Elle: Agreed. I spent a lot of this episode impatient for Jesse to learn about the Word (just because it feels like we should be getting there quicker), and I didn’t love the way it ended with him telling the girl to open her eyes and we didn’t see what happens. I get that it’s a cliffhanger, but the questions it left me with seem like the wrong sort. If she’s in a persistent vegetative state or whatever (and has a big hole in her head, as we saw), opening her eyes isn’t going to do much, is it? If he tells her to heal, will she heal? I didn’t think he had that power before, but as we’ve discussed it’s been many years since I read the comic.


Lewis Jacobs/Sony Pictures Television/AMC


Matt: If last week was any indication, the show is adding a major layer of monkey’s paw literalism to the Word (the comic had a little, but it was rarely played for laughs or irony as I recall), so I do wonder if the big reveal isn’t going to be the girl opening her eyes but being in incredible pain and unable to move or speak. I suspect this will be part of Jesse learning how to use the Word wisely.

Elle: That makes sense. I don’t know that I want to watch it happen, but here we are.

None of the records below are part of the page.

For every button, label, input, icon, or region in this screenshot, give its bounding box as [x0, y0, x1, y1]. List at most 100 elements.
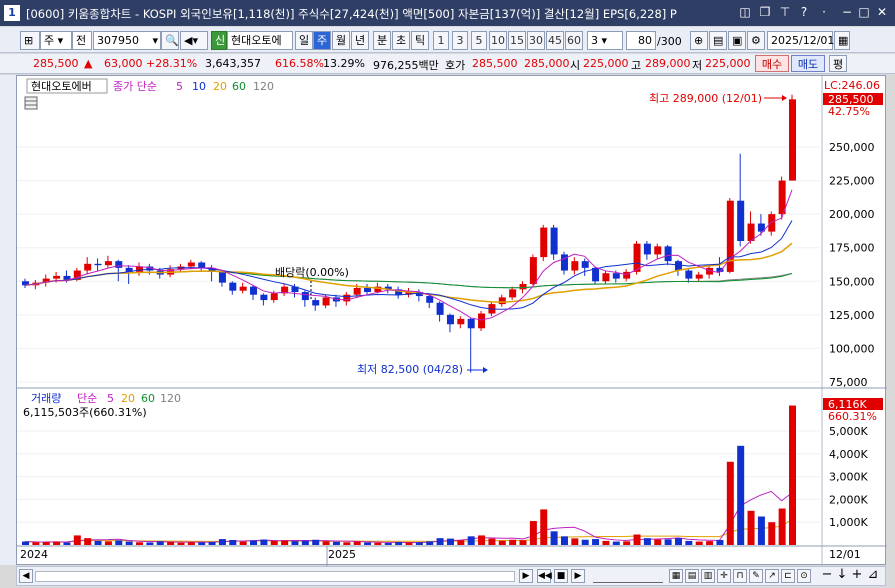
ruler-icon[interactable]: ⊏: [781, 569, 795, 583]
chart-area[interactable]: 250,000 225,000 200,000 175,000 150,000 125,0…: [16, 75, 887, 566]
candle-body: [260, 294, 268, 301]
ma20-legend: 20: [213, 80, 227, 93]
type-select[interactable]: 주 ▾: [40, 31, 72, 50]
chart-toolbar: ⊞ 주 ▾ 전 307950 ▾ 🔍 ◀▾ 신 현대오토에 일 주 월 년 분 초…: [0, 27, 895, 53]
minute-select[interactable]: 3 ▾: [587, 31, 623, 50]
volume-bar: [156, 541, 164, 545]
pin-icon[interactable]: ⊤: [778, 5, 792, 19]
candle-body: [239, 286, 247, 291]
volume-bar: [229, 539, 237, 545]
scroll-left-button[interactable]: ◀: [19, 569, 33, 583]
rewind-button[interactable]: ◀◀: [537, 569, 552, 583]
close-icon[interactable]: ✕: [875, 5, 889, 19]
candle-body: [218, 271, 226, 283]
price-tick-label: 75,000: [829, 376, 868, 389]
trade-amount: 976,255백만: [373, 59, 439, 72]
chart-list-icon[interactable]: ▤: [685, 569, 699, 583]
up-triangle-icon: ▲: [84, 57, 93, 70]
dropdown-icon[interactable]: ·: [817, 5, 831, 19]
period-week[interactable]: 주: [313, 31, 331, 50]
volume-pct-label: 660.31%: [828, 410, 877, 423]
stock-code-input[interactable]: 307950 ▾: [93, 31, 161, 50]
crosshair-icon[interactable]: ✛: [717, 569, 731, 583]
floppy-icon[interactable]: ▣: [728, 31, 746, 50]
chart-split-icon[interactable]: ▥: [701, 569, 715, 583]
chart-grid-icon[interactable]: ▦: [669, 569, 683, 583]
play-button[interactable]: ▶: [571, 569, 585, 583]
maximize-icon[interactable]: □: [857, 5, 871, 19]
sell-button[interactable]: 매도: [791, 55, 825, 72]
buy-button[interactable]: 매수: [755, 55, 789, 72]
period-year[interactable]: 년: [351, 31, 369, 50]
gear-icon[interactable]: ⚙: [747, 31, 765, 50]
minute-1[interactable]: 1: [433, 31, 449, 50]
minute-30[interactable]: 30: [527, 31, 545, 50]
price-tick-label: 150,000: [829, 275, 875, 288]
chart-settings-icon[interactable]: ⊞: [20, 31, 40, 50]
period-minute[interactable]: 분: [373, 31, 391, 50]
volume-bar: [592, 539, 600, 545]
save-icon[interactable]: ▤: [709, 31, 727, 50]
volume-bar: [706, 541, 714, 545]
link-icon[interactable]: ◫: [738, 5, 752, 19]
volume-bar: [167, 542, 175, 545]
turnover-rate: 13.29%: [323, 57, 365, 70]
move-right-button[interactable]: ⊿: [866, 568, 880, 583]
zoom-icon[interactable]: ⊕: [690, 31, 708, 50]
search-icon[interactable]: ⊙: [797, 569, 811, 583]
type-select-value: 주: [44, 34, 55, 47]
candle-body: [426, 296, 434, 303]
minute-3[interactable]: 3: [452, 31, 468, 50]
trend-icon[interactable]: ↗: [765, 569, 779, 583]
candle-body: [436, 302, 444, 315]
sound-icon[interactable]: ◀▾: [180, 31, 208, 50]
period-day[interactable]: 일: [295, 31, 313, 50]
minute-45[interactable]: 45: [546, 31, 564, 50]
candle-body: [343, 294, 351, 302]
volume-bar: [395, 542, 403, 545]
calendar-icon[interactable]: ▦: [834, 31, 850, 50]
minute-5[interactable]: 5: [471, 31, 487, 50]
candle-body: [643, 243, 651, 255]
magnet-icon[interactable]: ⊓: [733, 569, 747, 583]
market-select[interactable]: 전: [72, 31, 92, 50]
draw-icon[interactable]: ✎: [749, 569, 763, 583]
x-label-2025: 2025: [328, 548, 356, 561]
speed-slider[interactable]: [593, 570, 663, 583]
period-second[interactable]: 초: [392, 31, 410, 50]
candle-body: [301, 292, 309, 301]
period-month[interactable]: 월: [332, 31, 350, 50]
minute-15[interactable]: 15: [508, 31, 526, 50]
volume-bar: [623, 541, 631, 545]
volume-value: 3,643,357: [205, 57, 261, 70]
zoom-in-button[interactable]: +: [850, 568, 864, 583]
zoom-out-button[interactable]: −: [820, 568, 834, 583]
volume-ma-label: 단순: [77, 392, 97, 405]
price-volume-chart[interactable]: 250,000 225,000 200,000 175,000 150,000 125,0…: [17, 76, 887, 566]
restore-icon[interactable]: ❐: [758, 5, 772, 19]
table-icon[interactable]: [24, 96, 38, 110]
price-tick-label: 200,000: [829, 208, 875, 221]
stock-name: 현대오토에: [227, 31, 293, 50]
scroll-right-button[interactable]: ▶: [519, 569, 533, 583]
move-left-button[interactable]: ↓: [835, 568, 849, 583]
candle-body: [229, 282, 237, 291]
stop-button[interactable]: ■: [554, 569, 568, 583]
period-tick[interactable]: 틱: [411, 31, 429, 50]
dividend-annotation: 배당락(0.00%): [275, 266, 349, 279]
count-input[interactable]: 80: [626, 31, 656, 50]
volume-tick-label: 2,000K: [829, 493, 868, 506]
search-icon[interactable]: 🔍: [161, 31, 179, 50]
volume-bar: [612, 541, 620, 545]
minute-10[interactable]: 10: [489, 31, 507, 50]
price-y-axis: 250,000 225,000 200,000 175,000 150,000 125,0…: [829, 141, 875, 529]
help-icon[interactable]: ?: [797, 5, 811, 19]
volume-bar: [737, 445, 745, 545]
candle-body: [664, 246, 672, 262]
minimize-icon[interactable]: −: [840, 5, 854, 19]
date-input[interactable]: 2025/12/01: [767, 31, 834, 50]
candle-body: [270, 293, 278, 301]
minute-60[interactable]: 60: [565, 31, 583, 50]
eval-button[interactable]: 평: [829, 55, 847, 72]
horizontal-scrollbar[interactable]: [35, 571, 515, 582]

Speaking of general unpleasantness, I’m still trying to figure out Eugene’s role in the show, and I feel like the show is too. Every time he shows up, I expect him to repeat Alexandra Cabot’s joke from the movie Josie and the Pussycats: “I'm here because I was in the comic book.”

Matt: He served as a bit of a counterpoint to the bus driver in this one --- he asks for another baptism but doesn’t really need it; Jesse forces a second baptism on the driver --- but yeah, I don’t know what he’s really there for. I hope they figure out something for him. Surely there’s a plan.

Elle: This show is making Jesse Custers of us all. Let’s do our best to have faith that there’s a plan, not just for Arseface, but for everyone.

Matt: Maybe the dudes who make this show will abide. (Cassidy would hate that forced reference.)